In a property insurance contract to breach an insured for failing to install an alarm, the exclusion must be in the wording of the policy provided to the insured

02. February 2007 0

The Court held that an alarm warranty in an Interim Binder was not enforceable against the Insured.

0712914 B.C. Ltd. v. Aviva Insurance Co. of Canada, [2007] B.C.J. No. 205, British Columbia Supreme Court, Fisher J., February 2, 2007

The Insured operated a convenience store which sustained a loss as a result of a burglary. Less than a week before the burglary, the Insured obtained insurance from the Aviva Insurance Company of Canada (“Aviva”). An Interim Binder of coverage had been provided but the full policy of insurance had not yet been issued. Aviva denied coverage under the insurance policy because the Insured’s alarm system was not operating and Aviva claimed that this was a breach of the alarm warranty in the policy.

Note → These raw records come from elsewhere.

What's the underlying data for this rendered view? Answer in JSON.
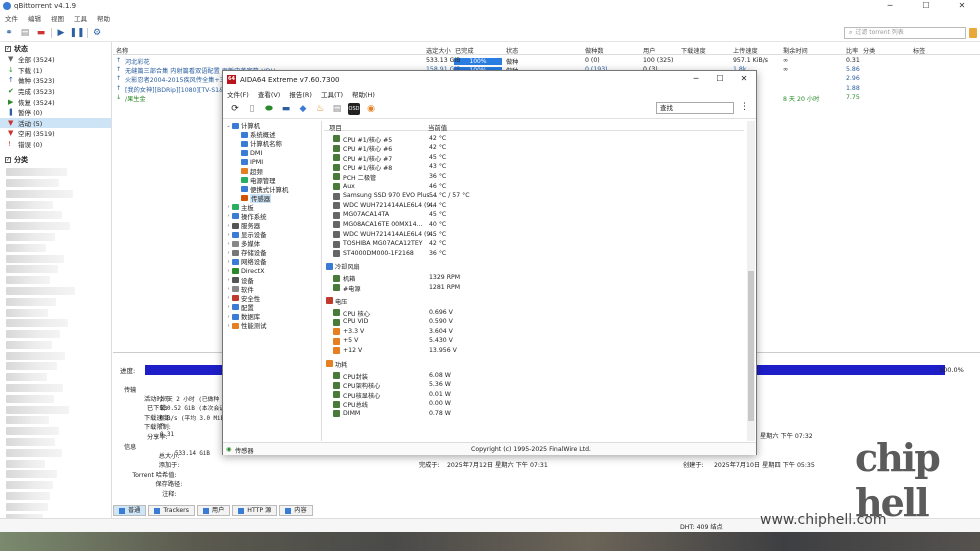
{
  "qbit": {
    "title": "qBittorrent v4.1.9",
    "menu": [
      "文件",
      "编辑",
      "视图",
      "工具",
      "帮助"
    ],
    "search_placeholder": "过滤 torrent 列表",
    "sidebar": {
      "status_header": "状态",
      "status_items": [
        {
          "label": "全部 (3524)",
          "icon": "filter-icon",
          "color": "#666"
        },
        {
          "label": "下载 (1)",
          "icon": "download-icon",
          "color": "#2a8a2a"
        },
        {
          "label": "做种 (3523)",
          "icon": "upload-icon",
          "color": "#2a5fa0"
        },
        {
          "label": "完成 (3523)",
          "icon": "check-icon",
          "color": "#2a8a2a"
        },
        {
          "label": "恢复 (3524)",
          "icon": "resume-icon",
          "color": "#2a8a2a"
        },
        {
          "label": "暂停 (0)",
          "icon": "pause-icon",
          "color": "#2a5fa0"
        },
        {
          "label": "活动 (5)",
          "icon": "filter-icon",
          "color": "#c33"
        },
        {
          "label": "空闲 (3519)",
          "icon": "filter-icon",
          "color": "#c33"
        },
        {
          "label": "错误 (0)",
          "icon": "error-icon",
          "color": "#c33"
        }
      ],
      "category_header": "分类"
    },
    "columns": [
      "名称",
      "选定大小",
      "已完成",
      "状态",
      "做种数",
      "用户",
      "下载速度",
      "上传速度",
      "剩余时间",
      "比率",
      "分类",
      "标签"
    ],
    "rows": [
      {
        "name": "河北彩花",
        "size": "533.13 GiB",
        "progress": "100%",
        "status": "做种",
        "seeds": "0 (0)",
        "peers": "100 (325)",
        "up": "957.1 KiB/s",
        "eta": "∞",
        "ratio": "0.31",
        "dl": false
      },
      {
        "name": "无缝篇三部合集 内射篇看双语配置 更新中英字幕-HDH",
        "size": "158.91 GiB",
        "progress": "100%",
        "status": "做种",
        "seeds": "0 (193)",
        "peers": "0 (3)",
        "up": "1.8k",
        "eta": "∞",
        "ratio": "5.86",
        "dl": false
      },
      {
        "name": "火影忍者2004-2015疾风传全集+三",
        "size": "",
        "progress": "",
        "status": "",
        "seeds": "",
        "peers": "",
        "up": "",
        "eta": "",
        "ratio": "2.96",
        "dl": false
      },
      {
        "name": "[我的女神][BDRip][1080][TV-S1&S",
        "size": "",
        "progress": "",
        "status": "",
        "seeds": "",
        "peers": "",
        "up": "",
        "eta": "",
        "ratio": "1.88",
        "dl": false
      },
      {
        "name": "/果生金",
        "size": "",
        "progress": "",
        "status": "",
        "seeds": "",
        "peers": "",
        "up": "",
        "eta": "8 天 20 小时",
        "ratio": "7.75",
        "dl": true
      }
    ],
    "bottom": {
      "progress_label": "进度:",
      "progress_pct": "100.0%",
      "transfer_header": "传输",
      "info_header": "信息",
      "lines": [
        {
          "k": "活动时间:",
          "v": "2 天 2 小时 (已做种 4"
        },
        {
          "k": "已下载:",
          "v": "530.52 GiB (本次会话"
        },
        {
          "k": "下载速度:",
          "v": "0 B/s (平均 3.0 MiB"
        },
        {
          "k": "下载限制:",
          "v": "∞"
        },
        {
          "k": "分享率:",
          "v": "0.31"
        }
      ],
      "info_lines": [
        {
          "k": "总大小:",
          "v": "533.14 GiB"
        },
        {
          "k": "添加于:",
          "v": ""
        },
        {
          "k": "Torrent 哈希值:",
          "v": ""
        },
        {
          "k": "保存路径:",
          "v": ""
        },
        {
          "k": "注释:",
          "v": ""
        }
      ],
      "completed_label": "完成于:",
      "completed_value": "2025年7月12日 星期六 下午 07:31",
      "created_label": "创建于:",
      "created_value": "2025年7月10日 星期四 下午 05:35",
      "right_date": "星期六 下午 07:32",
      "tabs": [
        "普通",
        "Trackers",
        "用户",
        "HTTP 源",
        "内容"
      ]
    },
    "statusbar": {
      "dht": "DHT: 409 结点"
    }
  },
  "aida": {
    "title": "AIDA64 Extreme v7.60.7300",
    "logo_text": "64",
    "menu": [
      "文件(F)",
      "查看(V)",
      "报告(R)",
      "工具(T)",
      "帮助(H)"
    ],
    "search_value": "查找",
    "col_item": "项目",
    "col_value": "当前值",
    "tree": [
      {
        "label": "计算机",
        "level": 0,
        "open": true,
        "color": "#3a7bd5"
      },
      {
        "label": "系统概述",
        "level": 1,
        "color": "#3a7bd5"
      },
      {
        "label": "计算机名称",
        "level": 1,
        "color": "#3a7bd5"
      },
      {
        "label": "DMI",
        "level": 1,
        "color": "#3a7bd5"
      },
      {
        "label": "IPMI",
        "level": 1,
        "color": "#3a7bd5"
      },
      {
        "label": "超频",
        "level": 1,
        "color": "#e67e22"
      },
      {
        "label": "电源管理",
        "level": 1,
        "color": "#27ae60"
      },
      {
        "label": "便携式计算机",
        "level": 1,
        "color": "#3a7bd5"
      },
      {
        "label": "传感器",
        "level": 1,
        "color": "#d35400",
        "sel": true
      },
      {
        "label": "主板",
        "level": 0,
        "color": "#27ae60"
      },
      {
        "label": "操作系统",
        "level": 0,
        "color": "#3a7bd5"
      },
      {
        "label": "服务器",
        "level": 0,
        "color": "#555"
      },
      {
        "label": "显示设备",
        "level": 0,
        "color": "#3a7bd5"
      },
      {
        "label": "多媒体",
        "level": 0,
        "color": "#888"
      },
      {
        "label": "存储设备",
        "level": 0,
        "color": "#777"
      },
      {
        "label": "网络设备",
        "level": 0,
        "color": "#3a7bd5"
      },
      {
        "label": "DirectX",
        "level": 0,
        "color": "#2a8a2a"
      },
      {
        "label": "设备",
        "level": 0,
        "color": "#555"
      },
      {
        "label": "软件",
        "level": 0,
        "color": "#888"
      },
      {
        "label": "安全性",
        "level": 0,
        "color": "#c0392b"
      },
      {
        "label": "配置",
        "level": 0,
        "color": "#3a7bd5"
      },
      {
        "label": "数据库",
        "level": 0,
        "color": "#3a7bd5"
      },
      {
        "label": "性能测试",
        "level": 0,
        "color": "#e67e22"
      }
    ],
    "rows": [
      {
        "k": "CPU #1/核心 #5",
        "v": "42 °C",
        "ic": "#4a7a3a"
      },
      {
        "k": "CPU #1/核心 #6",
        "v": "42 °C",
        "ic": "#4a7a3a"
      },
      {
        "k": "CPU #1/核心 #7",
        "v": "45 °C",
        "ic": "#4a7a3a"
      },
      {
        "k": "CPU #1/核心 #8",
        "v": "43 °C",
        "ic": "#4a7a3a"
      },
      {
        "k": "PCH 二极管",
        "v": "36 °C",
        "ic": "#4a7a3a"
      },
      {
        "k": "Aux",
        "v": "46 °C",
        "ic": "#4a7a3a"
      },
      {
        "k": "Samsung SSD 970 EVO Plus ...",
        "v": "54 °C / 57 °C",
        "ic": "#666"
      },
      {
        "k": "WDC  WUH721414ALE6L4 (9...",
        "v": "44 °C",
        "ic": "#666"
      },
      {
        "k": "MG07ACA14TA",
        "v": "45 °C",
        "ic": "#666"
      },
      {
        "k": "MG08ACA16TE      00MX14...",
        "v": "40 °C",
        "ic": "#666"
      },
      {
        "k": "WDC  WUH721414ALE6L4 (9...",
        "v": "45 °C",
        "ic": "#666"
      },
      {
        "k": "TOSHIBA MG07ACA12TEY",
        "v": "42 °C",
        "ic": "#666"
      },
      {
        "k": "ST4000DM000-1F2168",
        "v": "36 °C",
        "ic": "#666"
      },
      {
        "section": "冷却风扇",
        "ic": "#3a7bd5"
      },
      {
        "k": "机箱",
        "v": "1329 RPM",
        "ic": "#4a7a3a"
      },
      {
        "k": "#电源",
        "v": "1281 RPM",
        "ic": "#4a7a3a"
      },
      {
        "section": "电压",
        "ic": "#c0392b"
      },
      {
        "k": "CPU 核心",
        "v": "0.696 V",
        "ic": "#4a7a3a"
      },
      {
        "k": "CPU VID",
        "v": "0.590 V",
        "ic": "#4a7a3a"
      },
      {
        "k": "+3.3 V",
        "v": "3.604 V",
        "ic": "#e67e22"
      },
      {
        "k": "+5 V",
        "v": "5.430 V",
        "ic": "#e67e22"
      },
      {
        "k": "+12 V",
        "v": "13.956 V",
        "ic": "#e67e22"
      },
      {
        "section": "功耗",
        "ic": "#e67e22"
      },
      {
        "k": "CPU封装",
        "v": "6.08 W",
        "ic": "#4a7a3a"
      },
      {
        "k": "CPU架构核心",
        "v": "5.36 W",
        "ic": "#4a7a3a"
      },
      {
        "k": "CPU核显核心",
        "v": "0.01 W",
        "ic": "#4a7a3a"
      },
      {
        "k": "CPU总线",
        "v": "0.00 W",
        "ic": "#4a7a3a"
      },
      {
        "k": "DIMM",
        "v": "0.78 W",
        "ic": "#4a7a3a"
      }
    ],
    "status_left": "传感器",
    "status_center": "Copyright (c) 1995-2025 FinalWire Ltd."
  },
  "watermark": {
    "text": "chip hell",
    "url": "www.chiphell.com"
  }
}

The Court noted that the case involved a claim arising from an event that took place after the insurance was bound but before the policy was issued. In these circumstances, the claim must be adjudicated by reference to the contract as expressed in the Interim Binder only. When the Insured signed the application for insurance, this operated as a formal offer to enter into an insurance contract on the terms set out. When Aviva accepted the proposal and bound the insurance, the Interim Binder required Aviva to issue a policy in accordance with the proposal. The Court noted that where the Insurer agrees to the proposal but requires the Insured to agree to a warranty that was not contained in the Interim Binder, the unsigned warranty constitutes a counter-offer which is capable of acceptance by the Insured, citing Scottish & York Insurance Co. Limited v. Metrix Professional Insurance Brokers Inc., [2006] B.C.J. No. 1431. In this case, the Interim Binder included an alarm warranty as a condition. However, the terms of the warranty were not defined and there was no specific reference to the Alarm System Warranty Endorsement in the policy that was to be issued or to any standard terms relating to an Alarm Warranty in the Aviva policy.

The Court rejected Aviva’s argument that the Warranty should be effective because an explanation of its inclusion was provided to the Insured at the time of the application for insurance. The Court applied s. 12 of the Insurance Act, R.S.B.C. 1996, c. 226 which required that a term or condition of the contract of insurance, when issued, must be set out in full in the policy or in the document attached to it unless an alteration of the contract has been agreed on in writing between the Insurer and the Insured after the policy is issued. The Court concluded that the Alarm Warranty was not accepted in accordance with s. 12 of the Insurance Act and was not enforceable.